In unserer direkten Demokratie sind es sich die Menschen gewohnt, Verantwortung zu übernehmen. Oft wirkt diese Verantwortung eher abstrakt. Ob ich abstimmen gehe, scheint für sich gesehen nicht entscheidend zu sein. Auch nicht, ob ich in unserem Milizsystem aktiv mitwirke. Irgendjemand wird sich für all die Ämter bestimmt finden lassen, denkt sich manch einer. Diese Denkweise funktioniert bei der Bekämpfung des Virus definitiv nicht. Da kommt es auf jeden Einzelnen an.

Wir stehen vor entscheidenden Wochen. Die Länder, die eine hohe Impfquote erreichen, werden der Bevölkerung am meisten Freiheiten bieten können – und gesundheitlich wie wirtschaftlich im Vorteil sein. Insofern erlaube ich mir an diesem Tag ein bisschen Pathos: Das Impfen ist in einem Land, das die Freiheit hochhält, so etwas wie patriotische Pflicht.

Damit sage ich nicht, dass jene, die sich anders entscheiden, unschweizerisch handeln. Zu einer Gesellschaft, die die Freiheit hochhält, gehört auch Toleranz.

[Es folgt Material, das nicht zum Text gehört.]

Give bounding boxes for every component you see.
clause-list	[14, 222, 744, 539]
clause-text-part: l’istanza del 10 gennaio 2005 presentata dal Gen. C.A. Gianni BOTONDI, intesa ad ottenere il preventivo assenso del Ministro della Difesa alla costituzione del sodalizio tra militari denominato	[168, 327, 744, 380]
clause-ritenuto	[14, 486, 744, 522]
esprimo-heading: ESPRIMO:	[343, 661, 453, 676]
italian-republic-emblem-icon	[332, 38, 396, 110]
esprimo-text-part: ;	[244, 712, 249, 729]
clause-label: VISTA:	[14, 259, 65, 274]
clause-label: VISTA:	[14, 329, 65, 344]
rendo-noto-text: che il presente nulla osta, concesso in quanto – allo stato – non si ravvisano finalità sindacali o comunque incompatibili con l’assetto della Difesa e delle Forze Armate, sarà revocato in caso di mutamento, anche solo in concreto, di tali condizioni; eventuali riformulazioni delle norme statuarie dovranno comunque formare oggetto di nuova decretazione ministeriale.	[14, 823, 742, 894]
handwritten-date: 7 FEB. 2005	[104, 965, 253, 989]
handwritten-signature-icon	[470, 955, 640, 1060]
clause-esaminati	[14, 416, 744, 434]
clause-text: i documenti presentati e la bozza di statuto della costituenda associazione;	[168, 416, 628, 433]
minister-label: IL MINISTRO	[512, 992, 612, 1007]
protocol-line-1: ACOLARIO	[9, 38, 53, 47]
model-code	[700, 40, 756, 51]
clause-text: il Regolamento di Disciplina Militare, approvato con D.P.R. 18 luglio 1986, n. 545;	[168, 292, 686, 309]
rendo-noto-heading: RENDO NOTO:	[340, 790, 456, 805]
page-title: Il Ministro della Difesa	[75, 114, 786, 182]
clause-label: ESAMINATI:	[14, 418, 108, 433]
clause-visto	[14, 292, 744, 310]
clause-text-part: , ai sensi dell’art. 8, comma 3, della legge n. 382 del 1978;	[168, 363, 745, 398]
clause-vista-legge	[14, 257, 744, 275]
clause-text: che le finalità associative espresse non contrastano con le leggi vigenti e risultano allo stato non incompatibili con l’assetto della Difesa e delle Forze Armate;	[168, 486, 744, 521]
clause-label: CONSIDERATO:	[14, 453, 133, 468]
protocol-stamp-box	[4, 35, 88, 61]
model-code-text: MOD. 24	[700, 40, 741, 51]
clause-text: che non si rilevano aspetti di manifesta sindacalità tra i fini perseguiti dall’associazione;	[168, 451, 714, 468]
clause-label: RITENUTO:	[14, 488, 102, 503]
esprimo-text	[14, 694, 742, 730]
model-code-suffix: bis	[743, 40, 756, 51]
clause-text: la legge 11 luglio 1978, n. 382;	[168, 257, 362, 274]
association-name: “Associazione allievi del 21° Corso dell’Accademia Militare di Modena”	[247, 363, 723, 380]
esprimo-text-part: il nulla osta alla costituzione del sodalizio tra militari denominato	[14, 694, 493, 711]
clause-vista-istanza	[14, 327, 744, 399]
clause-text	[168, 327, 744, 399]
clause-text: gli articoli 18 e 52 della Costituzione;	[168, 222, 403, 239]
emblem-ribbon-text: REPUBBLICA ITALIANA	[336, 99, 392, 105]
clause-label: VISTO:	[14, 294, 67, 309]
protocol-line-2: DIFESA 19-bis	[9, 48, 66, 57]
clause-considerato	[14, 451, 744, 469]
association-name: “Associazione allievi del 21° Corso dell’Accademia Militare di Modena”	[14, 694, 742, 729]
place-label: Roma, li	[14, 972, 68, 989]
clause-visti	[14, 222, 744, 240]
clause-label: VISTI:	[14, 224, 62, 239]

Ausgrenzung und Brandmarkung sind falsch und kontraproduktiv.

Schweizerisch ist hingegen, mit Andersdenkenden an den gleichen Tisch zu sitzen. Die eigene Bubble zu verlassen und miteinander zu reden.

Gut informiert zu sein, sich auch für wissenschaftliche Erkenntnisse zu interessieren: Das ist in einer direkten Demokratie immer wichtig. In pandemischen Zeiten aber ganz besonders. In dem Sinn ist zu hoffen, dass wir am nächsten 1. August sagen können: Es hat funktioniert. Ohne Zwang, mit Einsicht und Verantwortung.

Patrik Müller

*Auszug aus der 1.-August-Ansprache, die er gestern in Bremgarten AG hielt.